Monday, June 15, 2009

This Date In Music History-June 15


Billy Martin - Good Charlotte (1981)

Gary Lightbody - Snow Patrol (1976)

Dryden Vera Mitchell - Alien Ant Farm (1976)

Michael Britt – Lonestar (1966)

Steve Walsh – Kansas (1951)

Russell Hitchcock - Air Supply (1949)

Noddy Holder – Slade (1946)

Scott Rockenfield - Queensryche (1963)

Born on this day in 1943, Johnny Halliday, 'the French Elvis', major star in Europe. Jimmy Page, Peter Frampton and Foreigner's Mick Jones have played on his records.

Muff Winwood - Spencer Davis Group (1943) Became a producer and A&R man for Sony Records.

Nigel Pickering - Spanky And Our Gang (1929)

Ice Cube (1969)

They Are Missed:

Born today in 1941, Harry Nilsson, good friend of John Lennon. The Monkees, Three Dog Night & Ronettes all covered his songs. He died on January 15, 1994.

Jazz master Erroll Garner was born in 1921.

Born on this day in 1933, Country rebel Waylon Jennings. Jennings died on February 13, 2002.

In 1996, iconic jazz singer Ella Fitzgerald died in Beverly Hills, California at age 79. Winner of 13 Grammy Awards, the 1956 “Ella Fitzgerald Sings the Cole Porter Songbook” was the first of eight "Songbook" sets. Appeared in the TV commercial for Memorex, where she sang a note that shattered a glass while being recorded on a Memorex cassette tape. The tape was played back and the recording also broke the glass, asking "Is it live, or is it Memorex?"


It was on this day in 1956 that John Lennon first met Paul McCartney at a church dinner in Liverpool, England. He invited McCartney to join his group the Quarrymen, and pop music was never the same again.

In 1966, the Beatles released their album Yesterday & Today, featuring the band wearing butcher's aprons on the front cover surrounded by decapitated baby dolls. Capitol Records quickly withdrew the sleeve, making it one of the most prized Beatles collectibles.

In 1963, Kyu Sakamoto started a three week run at #1 on the US singles chart with “Sukiyaki,” the first-ever Japanese song to do so.

In 1965, Bob Dylan recorded what would be his first ‘electric' hit, “Like A Rolling Stone” which peaked at #2 in the US and #4 in the UK.

In 1970, Jimi Hendrix spent his first day recording at Electric Ladyland in New York. Named after his 1968 album, the studio was designed according to his exact specifications.

Bo Donaldson and the Heywoods started a two week run at #1 on the US singles chart in 1974 with the insipid “Billy Don't Be A Hero.” The song was a UK #1 for Paper Lace.

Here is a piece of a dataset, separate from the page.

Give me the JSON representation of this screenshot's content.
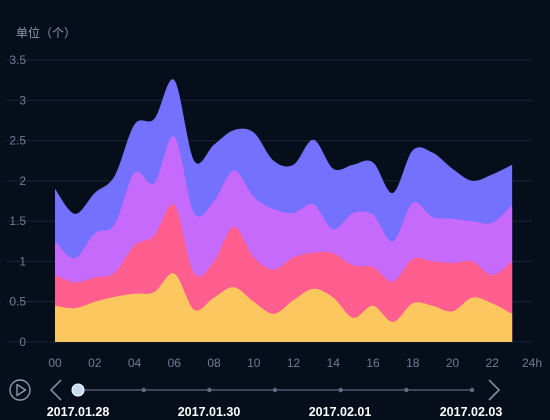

Hawkwind fired bassist Lemmy Kilmister in 1975 after he was mistakenly arrested for drug possession at the US/Canada border. Lemmy returned to the UK and formed Motorhead.

In 1976, the Sex Pistols recorded their first demos in Clapham's Majestic studios followed by a gig that night at The 100 club, London.

Dire Straits started a nine-week run at #1 on the US album chart in 1985 with “Brothers In Arms.”

Nirvana's debut album “Bleach” was released in 1989. The title for the album came from a poster 'Bleach Your Works' urging drug users to bleach their needles.

In 1987, Hipgnosis designer Storm Thorgerson photographed the cover of Pink Floyd's A Momentary Lapse of Reason in Saunton Sands, England. He had 30 helpers move 800 rented beds onto the beach to shoot the album cover.

In 2002, a rare autographed copy of The Beatles’ album Sgt Pepper’s Lonely Hearts Club Band sold at auction for $57,800, more than five times the estimated price.